Gene discovery in autism spectrum disorder (ASD) has produced a number of promising ASD risk loci in recent years. However, these loci tend to reflect alterations within gene-coding regions, encompassing only 1.5 percent of the total genome. With the advent of new sequencing and data-analysis technologies, it is now becoming technically feasible and affordable to assess variations within the vast expanse of noncoding DNA as well.

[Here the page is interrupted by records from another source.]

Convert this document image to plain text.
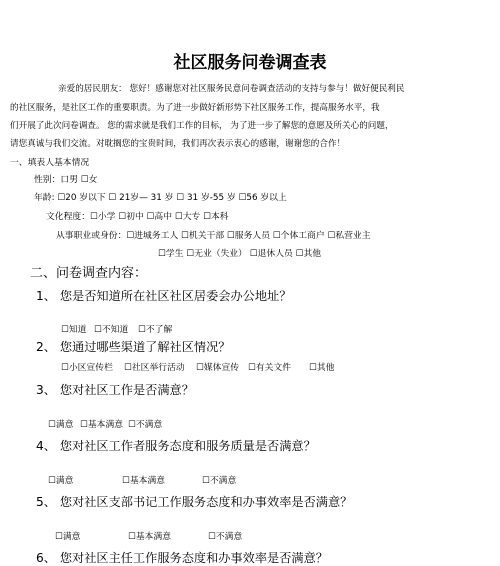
社区服务问卷调查表
亲爱的居民朋友： 您好！感谢您对社区服务民意问卷调查活动的支持与参与！做好便民利民
的社区服务，是社区工作的重要职责。为了进一步做好新形势下社区服务工作，提高服务水平，我
们开展了此次问卷调查。 您的需求就是我们工作的目标， 为了进一步了解您的意愿及所关心的问题，
请您真诚与我们交流。对耽搁您的宝贵时间，我们再次表示衷心的感谢，谢谢您的合作！
一、填表人基本情况
性别：口男 ☐女
年龄: ☐20 岁以下 ☐ 21岁— 31 岁 ☐ 31 岁-55 岁 ☐56 岁以上
文化程度：☐小学 ☐初中 ☐高中 ☐大专 ☐本科
从事职业或身份：☐进城务工人 ☐机关干部 ☐服务人员 ☐个体工商户 ☐私营业主
☐学生 ☐无业（失业） ☐退休人员 ☐其他
二、问卷调查内容：
1、 您是否知道所在社区社区居委会办公地址？
☐知道 ☐不知道 ☐不了解
2、 您通过哪些渠道了解社区情况？
☐小区宣传栏 ☐社区举行活动 ☐媒体宣传 ☐有关文件 ☐其他
3、 您对社区工作是否满意？
☐满意 ☐基本满意 ☐不满意
4、 您对社区工作者服务态度和服务质量是否满意？
☐满意	☐基本满意	☐不满意
5、 您对社区支部书记工作服务态度和办事效率是否满意？
☐满意	☐基本满意	☐不满意
6、 您对社区主任工作服务态度和办事效率是否满意？
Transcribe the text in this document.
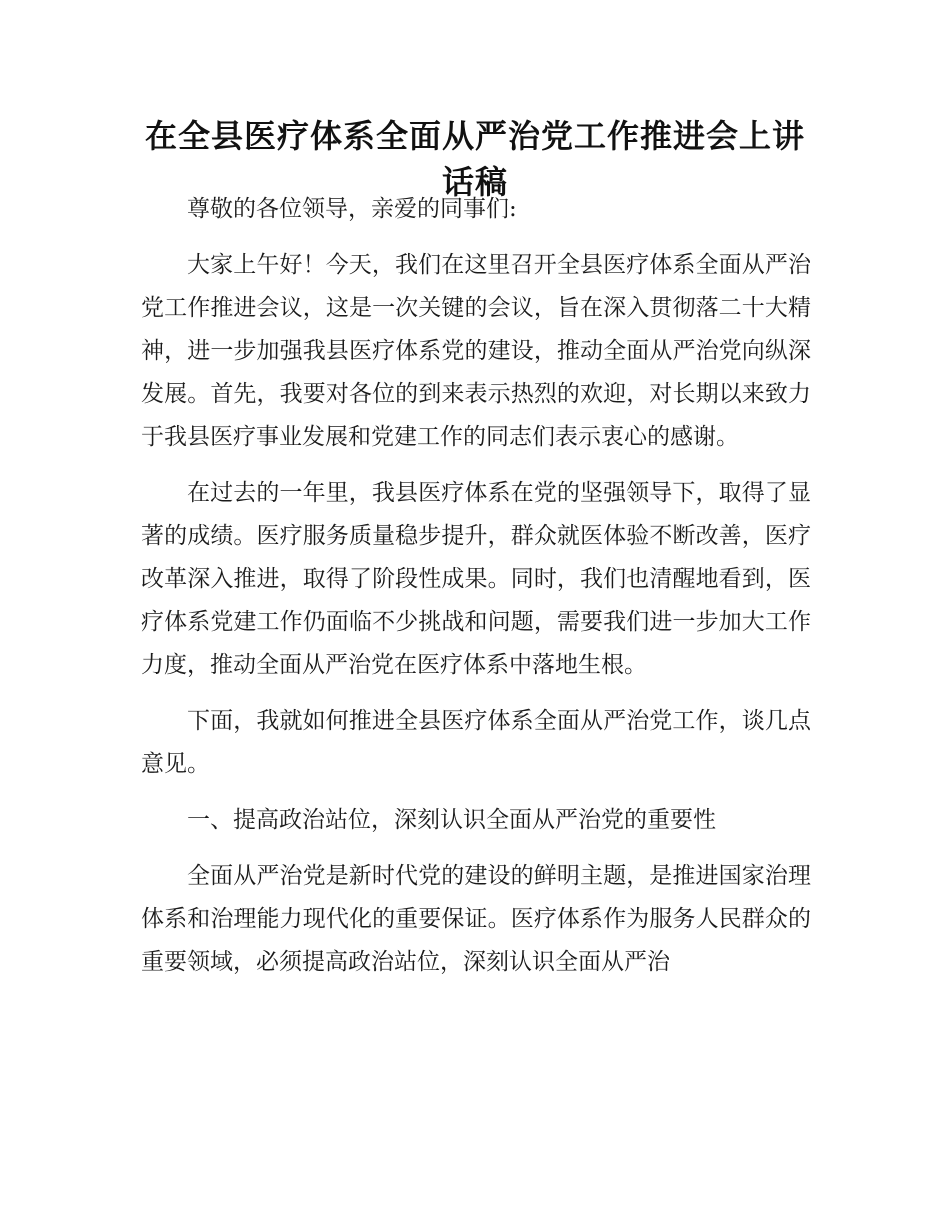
在全县医疗体系全面从严治党工作推进会上讲话稿

尊敬的各位领导，亲爱的同事们:

大家上午好！今天，我们在这里召开全县医疗体系全面从严治党工作推进会议，这是一次关键的会议，旨在深入贯彻落二十大精神，进一步加强我县医疗体系党的建设，推动全面从严治党向纵深发展。首先，我要对各位的到来表示热烈的欢迎，对长期以来致力于我县医疗事业发展和党建工作的同志们表示衷心的感谢。

在过去的一年里，我县医疗体系在党的坚强领导下，取得了显著的成绩。医疗服务质量稳步提升，群众就医体验不断改善，医疗改革深入推进，取得了阶段性成果。同时，我们也清醒地看到，医疗体系党建工作仍面临不少挑战和问题，需要我们进一步加大工作力度，推动全面从严治党在医疗体系中落地生根。

下面，我就如何推进全县医疗体系全面从严治党工作，谈几点意见。

一、提高政治站位，深刻认识全面从严治党的重要性

全面从严治党是新时代党的建设的鲜明主题，是推进国家治理体系和治理能力现代化的重要保证。医疗体系作为服务人民群众的重要领域，必须提高政治站位，深刻认识全面从严治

SFARI Investigator Stephan Sanders and colleagues recently found that noncoding single nucleotide variation (SNV) mutations contribute to ASD risk and provide a compelling demonstration that noncoding risk variants can be uncovered through an examination of whole-genome sequencing (WGS) data. By taking advantage of the large repository of WGS data collected as part of the Simons Simplex Collection (SSC), Sanders and colleagues examined 7,608 genomes from 1,902 family quartets for de novo SNVs present in affected children but not their unaffected siblings. The availability of this large SSC WGS data set and an analysis approach that relied on a combination of machine learning tools and comparative data analyses (i.e., a category-wide association study framework) allowed the authors to extract meaningful associations from the wealth of over 255,000 de novo mutations identified across the WGS data set, uncovering a significant effect of noncoding mutations within gene-promoter regions, particularly within evolutionarily conserved transcription factor binding sites, in children with autism.

The demonstration that de novo noncoding SNVs alter risk for ASD fits nicely with a study from SFARI Investigator Jonathan Sebat demonstrating a similar increase in parentally inherited noncoding structural variant burden in ASD based on an analysis of 2,644 ASD families from the SSC (Brandler et al., Science, 2018). Olga Troyanskaya, a Simons Foundation Flatiron Institute scientist, also found both transcriptional and posttranscriptional noncoding variation in an analysis of the SSC and other cohorts (Zhou et al., bioRxiv, 2018). Two additional studies from SFARI Investigator Evan Eichler’s laboratory using SSC and other WGS cohorts have reported similar trends toward an increase in noncoding de novo ASD mutations (Turner et al., Am. J. Hum. Genet., 2016; Turner et al., Cell, 2017). Finally, work from SFARI Investigators Ivan Iossifov and Michael Wigler suggests that there is an increased burden of small insertions and deletions in the introns of SSC probands (Munoz et al., bioRxiv, 2017).

Combined, these studies point to a significant burden of ASD risk from noncoding mutations and further highlight a need for very large cohort sizes in order to identify the specific genes affected by them.